The next morning, the convention took up the remaining resolutions, most important of which was the one on senate revival. Again Villanueva rose to object, supported by Iloilo’s Serapion C. Torre. The success of the unicameral Assembly, they argued was undeniable; why change the system?
But the only successful amendment to the amendment was one leaving the nature of the resurrected senate undecided; the President and the resolutions committee had advocated a senate-at-large. Other factions however wanted one senator for every province, or the revival of the old senatorial districts.
So headlong was the rush toward approval of the resolutions that Zulueta felt obliged to point out that the convention had no authority to change the Constitution; it could only suggest such changes to the Assembly or a constitution convention.
The Yes-men were in the immense majority, and when President Quezon arrived to close the convention, Saturday evening, he was greeted with a spontaneous roar. Moved by the demonstration, His Excellency repeated what he had told the Assembly in May: he was unwilling to serve more than eight years in all; he wanted to follow the precedent of George Washington.

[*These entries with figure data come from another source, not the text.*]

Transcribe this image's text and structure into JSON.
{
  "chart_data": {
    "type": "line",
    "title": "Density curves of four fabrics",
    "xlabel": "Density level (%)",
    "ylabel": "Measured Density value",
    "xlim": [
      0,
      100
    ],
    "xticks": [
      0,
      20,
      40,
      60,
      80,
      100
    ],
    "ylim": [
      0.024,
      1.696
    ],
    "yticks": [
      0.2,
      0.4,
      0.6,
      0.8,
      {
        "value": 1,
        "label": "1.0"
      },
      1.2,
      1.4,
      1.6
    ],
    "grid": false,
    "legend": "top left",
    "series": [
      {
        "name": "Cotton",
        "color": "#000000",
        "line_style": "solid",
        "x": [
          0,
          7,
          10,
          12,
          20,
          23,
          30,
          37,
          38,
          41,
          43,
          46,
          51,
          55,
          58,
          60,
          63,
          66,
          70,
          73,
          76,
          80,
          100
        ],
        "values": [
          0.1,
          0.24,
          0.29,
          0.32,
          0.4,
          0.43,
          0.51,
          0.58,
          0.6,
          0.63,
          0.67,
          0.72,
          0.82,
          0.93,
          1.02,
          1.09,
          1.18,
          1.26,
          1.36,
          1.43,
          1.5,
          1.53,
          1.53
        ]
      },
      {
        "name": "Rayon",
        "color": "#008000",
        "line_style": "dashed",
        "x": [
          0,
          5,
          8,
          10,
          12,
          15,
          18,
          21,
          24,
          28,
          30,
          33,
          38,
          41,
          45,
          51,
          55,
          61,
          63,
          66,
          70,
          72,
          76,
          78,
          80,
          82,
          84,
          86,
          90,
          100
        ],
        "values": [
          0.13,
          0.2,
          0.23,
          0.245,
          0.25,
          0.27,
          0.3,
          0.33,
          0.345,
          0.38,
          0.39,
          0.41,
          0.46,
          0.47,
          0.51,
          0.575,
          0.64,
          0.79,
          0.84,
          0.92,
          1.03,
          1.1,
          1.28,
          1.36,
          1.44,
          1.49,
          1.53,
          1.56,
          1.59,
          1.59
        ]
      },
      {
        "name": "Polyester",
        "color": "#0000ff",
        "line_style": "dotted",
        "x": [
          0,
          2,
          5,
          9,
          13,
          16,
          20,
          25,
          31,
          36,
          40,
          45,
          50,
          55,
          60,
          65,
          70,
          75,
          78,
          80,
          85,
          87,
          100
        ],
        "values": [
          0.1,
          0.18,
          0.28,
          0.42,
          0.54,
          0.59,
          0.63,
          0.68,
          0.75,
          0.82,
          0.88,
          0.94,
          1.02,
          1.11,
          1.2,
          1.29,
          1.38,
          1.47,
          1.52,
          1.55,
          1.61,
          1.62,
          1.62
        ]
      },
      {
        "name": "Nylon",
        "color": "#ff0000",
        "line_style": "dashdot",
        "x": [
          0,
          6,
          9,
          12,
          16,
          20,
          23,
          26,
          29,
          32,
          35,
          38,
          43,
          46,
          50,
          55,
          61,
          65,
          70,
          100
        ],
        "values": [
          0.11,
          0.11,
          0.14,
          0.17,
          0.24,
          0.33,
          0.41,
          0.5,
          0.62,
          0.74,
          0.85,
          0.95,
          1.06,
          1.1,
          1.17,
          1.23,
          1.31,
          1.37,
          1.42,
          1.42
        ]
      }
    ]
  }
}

He argued more at length on the need of a senate-at-large; it is believed, in fact, that one strong reason why Mr. Quezon is willing to go along on the reelection proposal is to secure the companion constitutional amendment for a senate.
But the strongest reason he gave at the end of his speech. “The only thing that I am afraid of,” he confessed, “is that after I leave the presidency the country may be divided, not along political lines, but on the choice of my successor. The country is not prepared for a great division among our people.”
There was indeed little fear of division as long as Manuel Quezon was President; the united tribute of the convention proved it once more. And if the Constitution is amended, the country need have no fear until 1943.